Choose a recovery snack within 15-60 minutes after training. Follow this with a meal within three to four hours after training.
Hot Topic: Does timing really matter? For those athletes who have two workouts in one day or less than eight hours of time between sessions, eating within the first 30 minutes of finishing the first session is a must! Even if you don’t practice again until tomorrow, don’t wait too long before eating something. Aim to eat within the first one to two hours after training and then eat a full meal within three to four hours after training.
What to eat after a workout
Have you ever found yourself wondering, “what should I eat after a workout”? Whether a snack or a meal, after a workout, choose foods that provide:
- Adequate carbohydrate (body weight/2 = grams of carbs)
- High-quality protein (~20-30 grams)
- Fluid and electrolytes (~16-24 fluid ounces per pound lost during training)
Here are examples of great recovery snacks that should be consumed within 15-60 minutes after training:
- 8 oz. of low-fat chocolate milk and a banana
- Yogurt parfait with Greek yogurt, strawberries and granola
- Apple slices, peanut butter, pretzels and a cheese stick
- Low-fat milk and a moderate protein granola bar
- Smoothie made with Greek yogurt, raspberries, spinach, ice and water
Here are examples of great recovery meals that should be consumed three to four hours after training:
- Whole wheat tortilla packed with scrambled eggs, sautéed broccoli and shredded cheese; serve with a side of yogurt with blueberries
- Whole wheat waffles topped with warm strawberries and plain Greek yogurt; serve with lean turkey bacon and low-fat milk
- Chicken breast, whole wheat pasta and stir fry vegetables topped with a drizzle of olive oil and chopped peanuts
- Mexican bowl containing brown rice, lean sirloin steak, black beans, sautéed peppers, lettuce, tomato and salsa
*For high level athletes, both a post-workout snack and post-workout meal are needed for complete recovery of muscles. Aim to include both in your fueling plan.
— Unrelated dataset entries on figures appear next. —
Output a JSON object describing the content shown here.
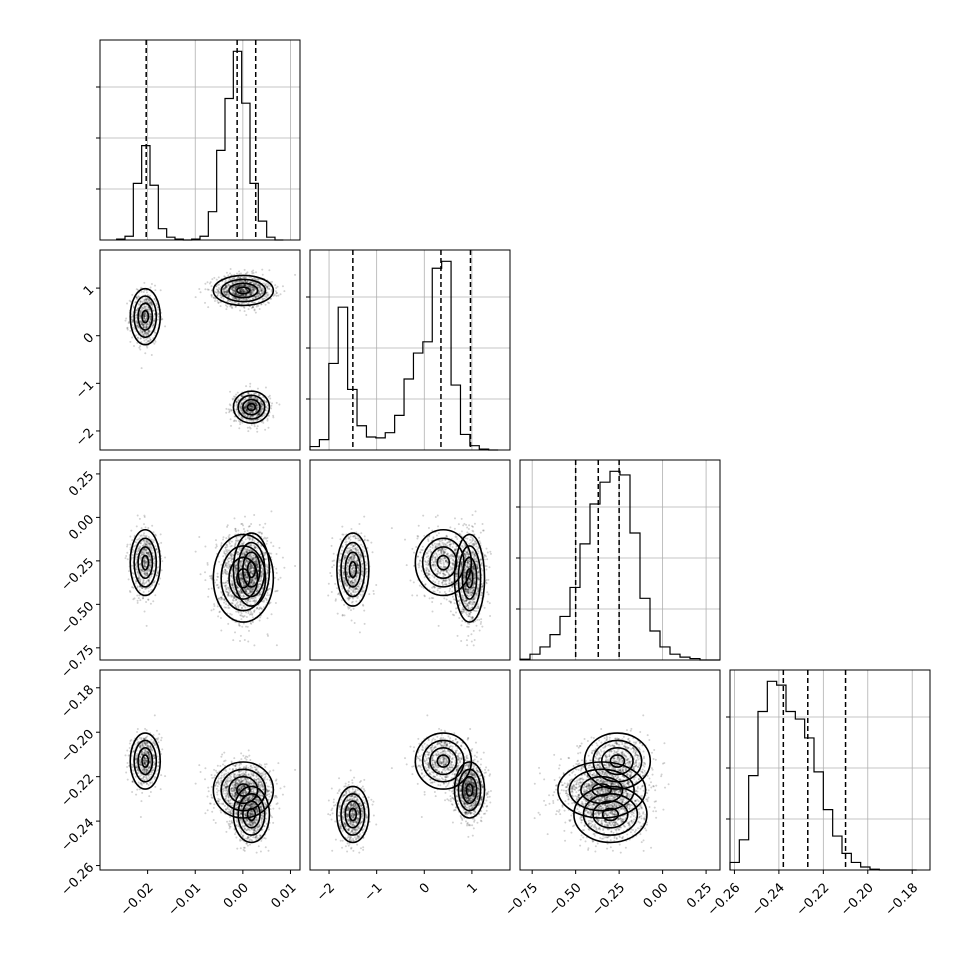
{
  "chart_data": {
    "type": "corner",
    "grid": true,
    "parameters": [
      {
        "range": [
          -0.03,
          0.012
        ],
        "ticks": [
          -0.02,
          -0.01,
          0.0,
          0.01
        ],
        "tick_labels": [
          "−0.02",
          "−0.01",
          "0.00",
          "0.01"
        ]
      },
      {
        "range": [
          -2.4,
          1.8
        ],
        "ticks": [
          -2,
          -1,
          0,
          1
        ],
        "tick_labels": [
          "−2",
          "−1",
          "0",
          "1"
        ]
      },
      {
        "range": [
          -0.82,
          0.33
        ],
        "ticks": [
          -0.75,
          -0.5,
          -0.25,
          0.0,
          0.25
        ],
        "tick_labels": [
          "−0.75",
          "−0.50",
          "−0.25",
          "0.00",
          "0.25"
        ]
      },
      {
        "range": [
          -0.262,
          -0.172
        ],
        "ticks": [
          -0.26,
          -0.24,
          -0.22,
          -0.2,
          -0.18
        ],
        "tick_labels": [
          "−0.26",
          "−0.24",
          "−0.22",
          "−0.20",
          "−0.18"
        ]
      }
    ],
    "histograms": [
      {
        "counts": [
          1,
          4,
          60,
          100,
          58,
          12,
          3,
          1,
          0,
          1,
          4,
          30,
          95,
          150,
          200,
          145,
          60,
          20,
          3,
          0
        ],
        "quantiles": [
          -0.0203,
          -0.0012,
          0.0027
        ]
      },
      {
        "counts": [
          4,
          12,
          100,
          165,
          70,
          28,
          15,
          14,
          20,
          40,
          82,
          112,
          125,
          210,
          218,
          75,
          18,
          5,
          1,
          0
        ],
        "quantiles": [
          -1.5,
          0.35,
          0.97
        ]
      },
      {
        "counts": [
          1,
          8,
          18,
          35,
          60,
          100,
          160,
          215,
          245,
          260,
          255,
          175,
          85,
          40,
          18,
          8,
          4,
          2,
          0,
          0
        ],
        "quantiles": [
          -0.5,
          -0.37,
          -0.25
        ]
      },
      {
        "counts": [
          10,
          40,
          125,
          210,
          250,
          245,
          210,
          200,
          175,
          130,
          80,
          45,
          22,
          10,
          4,
          1,
          0,
          0,
          0,
          0
        ],
        "quantiles": [
          -0.238,
          -0.227,
          -0.21
        ]
      }
    ],
    "clusters": [
      {
        "mean": [
          -0.0205,
          0.4,
          -0.26,
          -0.213
        ],
        "sd": [
          0.0015,
          0.28,
          0.09,
          0.006
        ],
        "weight": 0.25
      },
      {
        "mean": [
          0.0001,
          0.95,
          -0.35,
          -0.226
        ],
        "sd": [
          0.003,
          0.15,
          0.12,
          0.006
        ],
        "weight": 0.45
      },
      {
        "mean": [
          0.0018,
          -1.5,
          -0.3,
          -0.237
        ],
        "sd": [
          0.0018,
          0.16,
          0.1,
          0.006
        ],
        "weight": 0.3
      }
    ]
  }
}
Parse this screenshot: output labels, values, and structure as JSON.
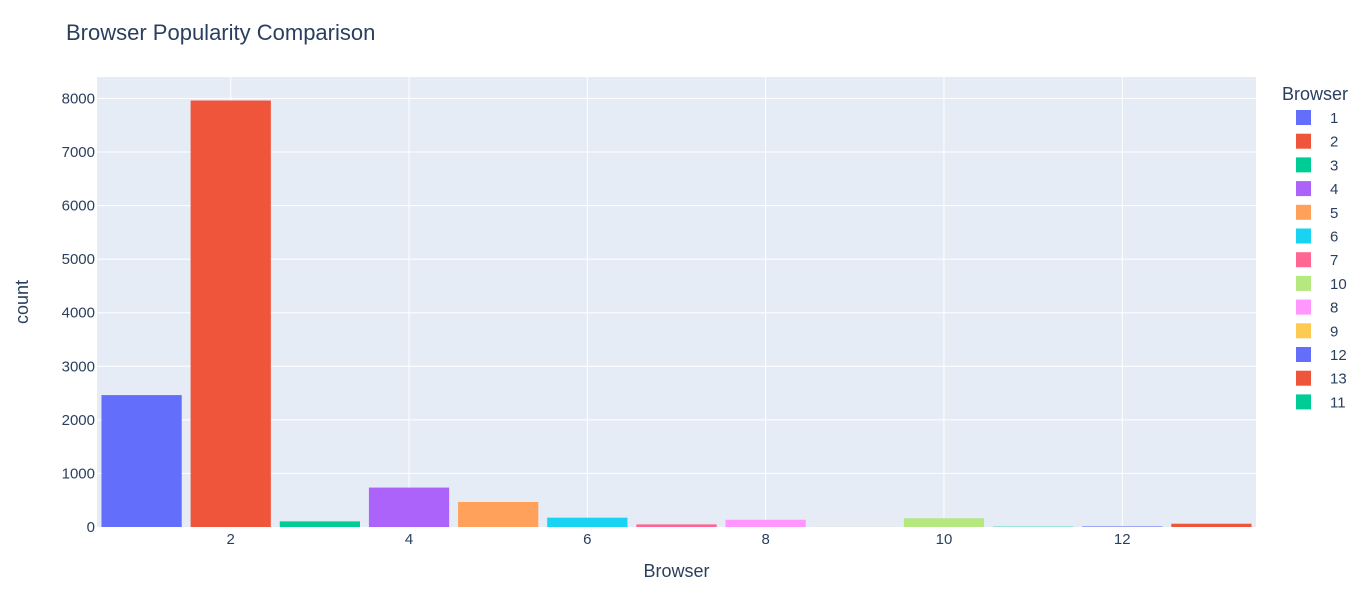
{
  "chart_data": {
    "type": "bar",
    "title": "Browser Popularity Comparison",
    "xlabel": "Browser",
    "ylabel": "count",
    "xlim": [
      0.5,
      13.5
    ],
    "ylim": [
      0,
      8400
    ],
    "x_ticks": [
      2,
      4,
      6,
      8,
      10,
      12
    ],
    "y_ticks": [
      0,
      1000,
      2000,
      3000,
      4000,
      5000,
      6000,
      7000,
      8000
    ],
    "grid": true,
    "legend": {
      "title": "Browser",
      "placement": "right"
    },
    "series": [
      {
        "name": "1",
        "x": 1,
        "value": 2462,
        "color": "#636efa"
      },
      {
        "name": "2",
        "x": 2,
        "value": 7961,
        "color": "#EF553B"
      },
      {
        "name": "3",
        "x": 3,
        "value": 105,
        "color": "#00cc96"
      },
      {
        "name": "4",
        "x": 4,
        "value": 736,
        "color": "#ab63fa"
      },
      {
        "name": "5",
        "x": 5,
        "value": 467,
        "color": "#FFA15A"
      },
      {
        "name": "6",
        "x": 6,
        "value": 174,
        "color": "#19d3f3"
      },
      {
        "name": "7",
        "x": 7,
        "value": 49,
        "color": "#FF6692"
      },
      {
        "name": "10",
        "x": 10,
        "value": 163,
        "color": "#B6E880"
      },
      {
        "name": "8",
        "x": 8,
        "value": 135,
        "color": "#FF97FF"
      },
      {
        "name": "9",
        "x": 9,
        "value": 1,
        "color": "#FECB52"
      },
      {
        "name": "12",
        "x": 12,
        "value": 10,
        "color": "#636efa"
      },
      {
        "name": "13",
        "x": 13,
        "value": 61,
        "color": "#EF553B"
      },
      {
        "name": "11",
        "x": 11,
        "value": 6,
        "color": "#00cc96"
      }
    ]
  }
}
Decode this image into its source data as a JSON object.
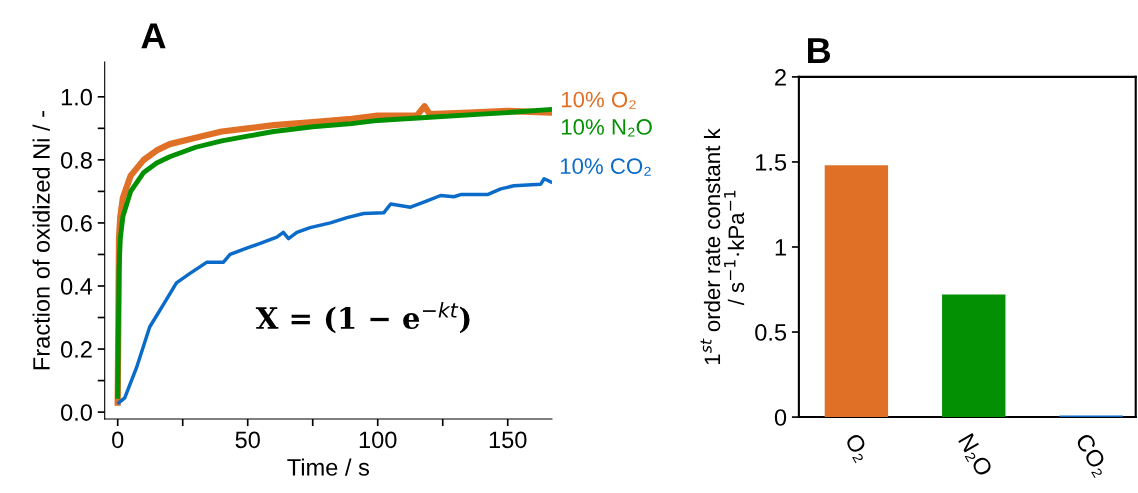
{
  "chart_data": [
    {
      "type": "line",
      "title": "A",
      "xlabel": "Time / s",
      "ylabel": "Fraction of oxidized Ni / -",
      "xlim": [
        -5,
        167
      ],
      "ylim": [
        -0.022,
        1.11
      ],
      "xticks": [
        0,
        {
          "value": 25,
          "label": null
        },
        50,
        {
          "value": 75,
          "label": null
        },
        100,
        {
          "value": 125,
          "label": null
        },
        150
      ],
      "yticks": [
        {
          "value": 0,
          "label": "0.0"
        },
        {
          "value": 0.1,
          "label": null
        },
        0.2,
        {
          "value": 0.3,
          "label": null
        },
        0.4,
        {
          "value": 0.5,
          "label": null
        },
        0.6,
        {
          "value": 0.7,
          "label": null
        },
        0.8,
        {
          "value": 0.9,
          "label": null
        },
        {
          "value": 1,
          "label": "1.0"
        }
      ],
      "grid": false,
      "legend": false,
      "annotations": [
        "X = (1 − e$^{−kt}$)"
      ],
      "series": [
        {
          "name": "10% O₂",
          "color": "#e07026",
          "x": [
            0,
            0.5,
            1,
            2,
            5,
            10,
            15,
            20,
            30,
            40,
            50,
            60,
            75,
            90,
            100,
            115,
            118,
            120,
            135,
            150,
            167
          ],
          "values": [
            0.03,
            0.55,
            0.62,
            0.68,
            0.75,
            0.8,
            0.83,
            0.85,
            0.87,
            0.89,
            0.9,
            0.91,
            0.92,
            0.93,
            0.94,
            0.94,
            0.97,
            0.945,
            0.95,
            0.955,
            0.95
          ]
        },
        {
          "name": "10% N₂O",
          "color": "#039103",
          "x": [
            0,
            0.5,
            1,
            2,
            5,
            10,
            15,
            20,
            30,
            40,
            50,
            60,
            75,
            90,
            100,
            120,
            140,
            150,
            167
          ],
          "values": [
            0.05,
            0.45,
            0.55,
            0.62,
            0.7,
            0.76,
            0.79,
            0.81,
            0.84,
            0.86,
            0.875,
            0.89,
            0.905,
            0.915,
            0.925,
            0.935,
            0.945,
            0.95,
            0.96
          ]
        },
        {
          "name": "10% CO₂",
          "color": "#0a6bc8",
          "x": [
            0.5,
            2.7,
            7.2,
            12.3,
            17.5,
            22.6,
            27.8,
            34.2,
            40.6,
            43.2,
            49.6,
            54.8,
            61.2,
            63.7,
            65.7,
            68.9,
            74,
            81.8,
            88.2,
            94.6,
            102.3,
            105,
            112.6,
            119,
            124.2,
            129.3,
            131.9,
            142.2,
            147.3,
            152.4,
            162.7,
            164,
            166.6
          ],
          "values": [
            0.03,
            0.045,
            0.14,
            0.27,
            0.34,
            0.41,
            0.44,
            0.475,
            0.475,
            0.5,
            0.52,
            0.535,
            0.555,
            0.57,
            0.55,
            0.57,
            0.585,
            0.6,
            0.617,
            0.63,
            0.632,
            0.66,
            0.65,
            0.67,
            0.687,
            0.683,
            0.69,
            0.69,
            0.708,
            0.718,
            0.723,
            0.74,
            0.73
          ]
        }
      ]
    },
    {
      "type": "bar",
      "title": "B",
      "ylabel": "1$^{st}$ order rate constant k\n/ s$^{−1}$·kPa$^{−1}$",
      "categories": [
        "O₂",
        "N₂O",
        "CO₂"
      ],
      "values": [
        1.48,
        0.72,
        0.01
      ],
      "colors": [
        "#e07026",
        "#039103",
        "#0a6bc8"
      ],
      "ylim": [
        0,
        2
      ],
      "yticks": [
        0,
        0.5,
        1,
        1.5,
        2
      ],
      "grid": false,
      "legend": false
    }
  ]
}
Include link to handout: National Dairy Council/CPSDA Fueling for Recovery
Hot Topic! Best recovery fuel: Looking for recovery drink options? The best one is found in your local supermarket! Achieve the best recovery with low-fat chocolate milk. How does chocolate milk help your body recover? Why is chocolate milk good for muscle recovery? Chocolate milk after a workout provides the perfect amount of carbohydrate and protein to refuel and rebuild exhausted muscles. It also contains leucine, which is an amino acid that plays a key role in protein synthesis. Chocolate milk also contains fluid and electrolytes to replenish what is lost in sweat. Because chocolate milk is a liquid, it is quickly digested and delivered to muscles for fast recovery. Is chocolate milk good for you after a workout? Should you drink chocolate milk after a workout? The answer is yes!